The Central Bank of Brazil is drawing a hard line on how crypto can be used in the country’s financial system, effectively shutting stablecoins out of cross-border payments. Under Resolution No. 561, such transactions will need to go through traditional foreign exchange channels or be processed via non-resident Brazilian real accounts held in Brazil, with “the use of virtual assets being prohibited.”
The resolution will take effect on October 1, allowing licensed providers to continue operating under a new framework that was also adopted last week.
From there, licensed payment providers must settle cross-border transactions entirely in fiat currency, without any intermediate crypto settlement steps. The resolution also introduces enhanced reporting requirements, stricter Know Your Customer procedures, and mandatory data retention for up to ten years.
The Logic Behind the Move
Brazil’s tax authority, the Receita Federal, has raised concerns that stablecoin-settled cross-border transactions outside the central bank’s oversight, creating potential money laundering and tax compliance risks. In February, Brazil began classifying stablecoin transfers as foreign exchange transactions, bringing them under taxable frameworks. However, restricting their use now may also reduce a potential source of revenue.
Most stablecoins used in Brazil are denominated in U.S. dollars. Limiting their use gives authorities greater control not only over payment infrastructure but also over currency flows in and out of the country.

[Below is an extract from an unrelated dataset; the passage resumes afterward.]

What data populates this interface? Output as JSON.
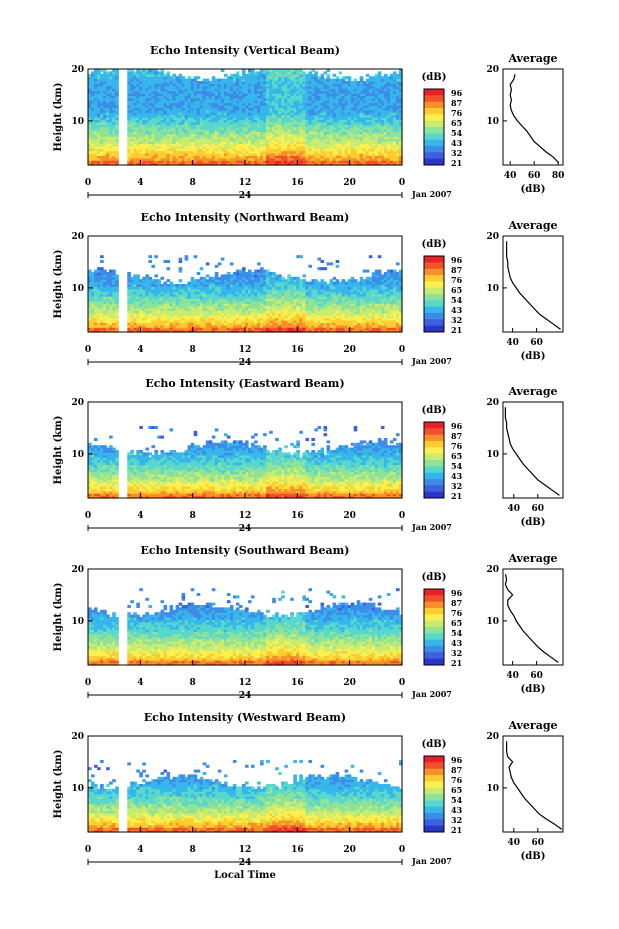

“Brazil isn’t banning stablecoins because they don’t work, it’s because they work so well,” said Joel Hugentobler, Cryptocurrency Analyst at Javelin Strategy & Research. “They allow money to move across borders outside the traditional banking system, which undermines capital controls, tax collection, and visibility into cross-border flows. This is less about payment optionality and more about maintaining control over its financial system. Stablecoins are effectively a parallel foreign exchange system, so they are shutting it down before it scales more.”
Who Is Affected?
Brazil has become one of the world’s largest users of stablecoins by transaction volume. The change will significantly impact Brazilian institutions such as Braza Bank, which has integrated stablecoin settlement into its cross-border payment systems. It will also affect crypto firms like the messaging protocol Nomad, which uses Ripple’s network to facilitate fund transfers between Brazil and the U.S.
The rule does not prohibit individuals from owning or trading crypto. Brazilians will still be able to buy, sell, and hold stablecoins and other digital assets. Brazil remains one of the largest crypto markets in Latin America and ranked fifth globally in Chainalysis’ Global Crypto Adoption Index in 2025.